Test Report: Sony KDL-55W900A 3D LCD HDTV Page 2

Performance

I easily confirmed the shadow detail by checking my black-level torture-test Blu-ray, Stanley Kubrick's 2001: A Space Odyssey. In an early scene where proto-humans huddle together in a cave, shadows came across as a deep shade of black, while plenty of detail could be seen in the creatures' dark fur. And in a later scene of a ship zooming toward a space station, the white pinpoints of starlight retained their punchy whiteness against the black background of deep space.

When I switched to another reference disc (set of discs, actually), Season 2 of HBO's Game of Thrones, the Sony did an excellent job fleshing out every corner of the opulent castle interiors at King's Landing. The Sony also delivered a striking range of colors, from rich crimson tapestries to the paler hues of clothing worn by denizens of the court. Skin tones looked natural, and the picture maintained a consistent level of punch as scenes shifted from the bluishgloom of the Iron Islands to the golden-hued desert city of Qarth.

To test out 3D on the 55W900A, I turned to Hong Kong director Tsui Hark's Flying Swords of Dragon Gate. Every Hark film I'd previously seen showcased his strong visual style, so I knew he'd bring something special to the 3D format. I wasn't disappointed: Most scenes in Flying Swords contained a mix of subtle and in-your-face 3D effects. For instance, in a scene where the vigilante Zhao and his gang attack the emperor's soldiers on a ship, the soldiers' drawn swords seemed to extend out from the screen, while billowing sails in the background provided a sense of spatial depth. I didn't notice any crosstalk artifacts on the Sony with this disc, though there was a degree of flicker that after a while became tiresome. (Switching the set's Motionflow mode to Standard eliminated the flicker.) When I checked out a reference Blu-ray 3D disc, Hugo, crosstalk artifacts were also fairly minimal compared with those of other 3D TVs I've tested, though I did see faint ghosting in a few shots.

Speaking of Motionflow, all the settings for that mode effectively reduced blur on motion test patterns, though the benefit usually came with a picture-artifact penalty. Smooth mode gave the picture a Jell-O-like wobble; Standard lent films the "video" look of daytime TV; Impulse made the image unacceptably dim. The Clear setting had the most negligible effect on picture quality, so that's the one I'd choose if you want to enhance the TV's motion-resolution capabilities.

Bottom Line

Sony's latest LCD may have more multimedia options than you'll need (the company bills the KDL-55W900A as an Internet TV), but in this case those features are accompanied by serious performance chops.
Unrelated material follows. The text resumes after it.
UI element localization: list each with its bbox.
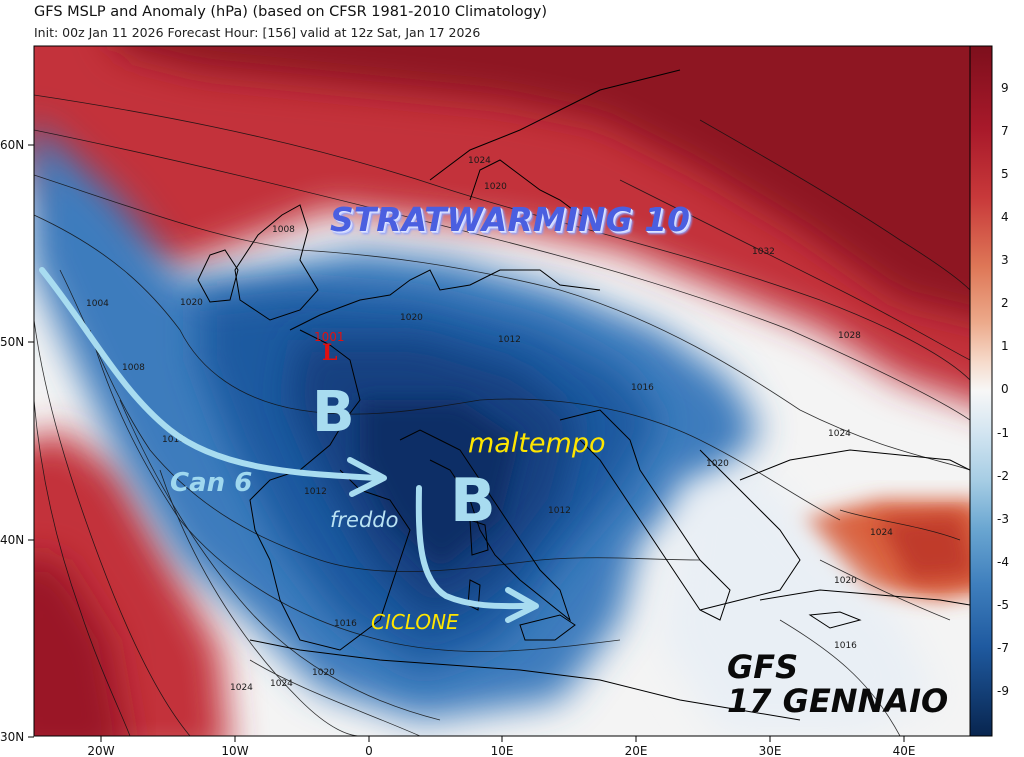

Everything I watched on the TV, from reference Blu-rays and 3D movies to kids' cartoons, looked nothing short of stunning. Was the Triluminous backlight tech responsible? Hard to say for sure, but it certainly didn't hurt.

The main issue I have with the 55W900A is its price: Even at the lower $2,299 street price, it's hundreds of dollars more expensive than the 60-inch Panasonic ST60 Series plasma that we also recently reviewed and raved about. If you've got the cash and want a great-performing TV, this set is a slam-dunk. But don't say I didn't warn you that other excellent options exist, and in most cases they'll cost a good deal less.